Tips for best results
- 1The best LinkedIn posts share something the author actually experienced or genuinely believes — not a list of best practices they found online. The personal story is what makes it worth reading.
- 2Ask the executive for 3–5 bullet points of what they actually want to say, then use this prompt to shape those points into a narrative. Don't invent the insight.

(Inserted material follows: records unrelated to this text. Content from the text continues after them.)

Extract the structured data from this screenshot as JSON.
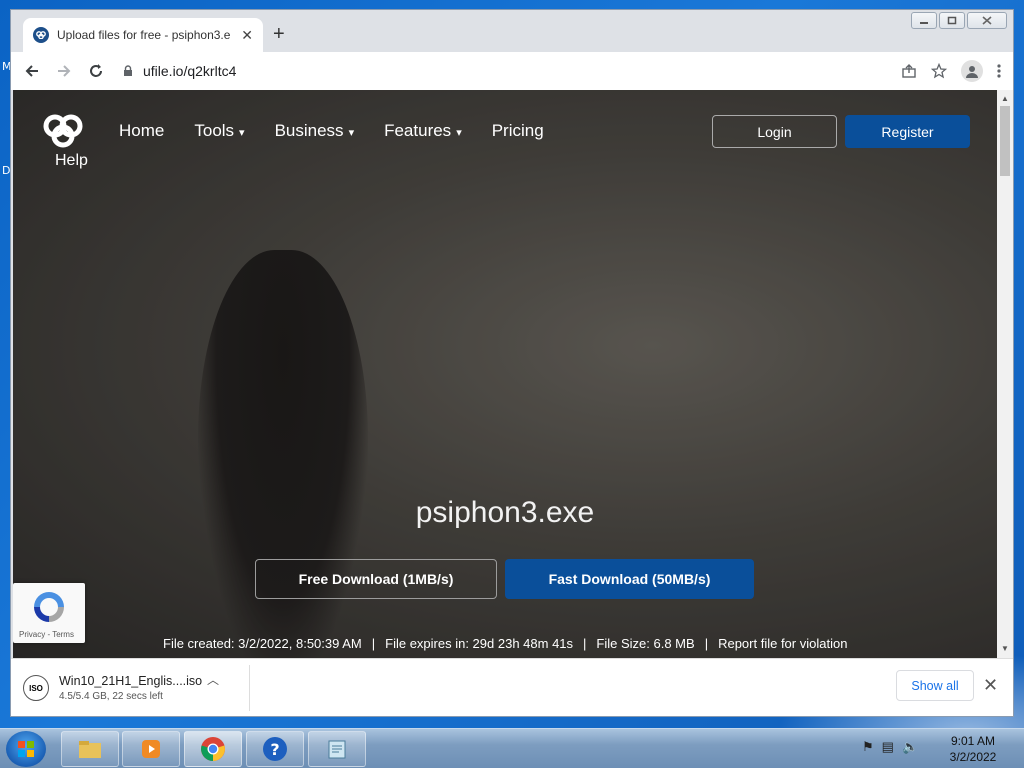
{
  "desktop": {
    "icon_labels": [
      "M",
      "D"
    ]
  },
  "browser": {
    "tab": {
      "title": "Upload files for free - psiphon3.e",
      "close": "✕"
    },
    "new_tab": "+",
    "address": "ufile.io/q2krltc4",
    "window_controls": [
      "minimize",
      "restore",
      "close"
    ]
  },
  "site": {
    "help_label": "Help",
    "nav": [
      {
        "label": "Home",
        "dropdown": false
      },
      {
        "label": "Tools",
        "dropdown": true
      },
      {
        "label": "Business",
        "dropdown": true
      },
      {
        "label": "Features",
        "dropdown": true
      },
      {
        "label": "Pricing",
        "dropdown": false
      }
    ],
    "login": "Login",
    "register": "Register",
    "filename": "psiphon3.exe",
    "free_download": "Free Download (1MB/s)",
    "fast_download": "Fast Download (50MB/s)",
    "file_created": "File created: 3/2/2022, 8:50:39 AM",
    "file_expires": "File expires in: 29d 23h 48m 41s",
    "file_size": "File Size: 6.8 MB",
    "report": "Report file for violation",
    "separator": "|",
    "recaptcha_links": "Privacy - Terms",
    "colors": {
      "brand_blue": "#0a4f9a"
    }
  },
  "download_shelf": {
    "file": "Win10_21H1_Englis....iso",
    "status": "4.5/5.4 GB, 22 secs left",
    "show_all": "Show all",
    "icon_text": "ISO"
  },
  "taskbar": {
    "apps": [
      "explorer-icon",
      "media-player-icon",
      "chrome-icon",
      "help-icon",
      "notepad-icon"
    ],
    "time": "9:01 AM",
    "date": "3/2/2022"
  }
}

- 3Avoid the question-ending trap ('What do you think?'). It's overused and signals you're chasing engagement rather than sharing something worth engaging with.
- 4Short paragraphs are not a stylistic choice on LinkedIn — they're structural. Long blocks of text get skipped because the platform is consumed on mobile.
- 5Post at the same time 2–3 times per week for 8 weeks before evaluating performance. LinkedIn's algorithm rewards consistency more than individual post quality.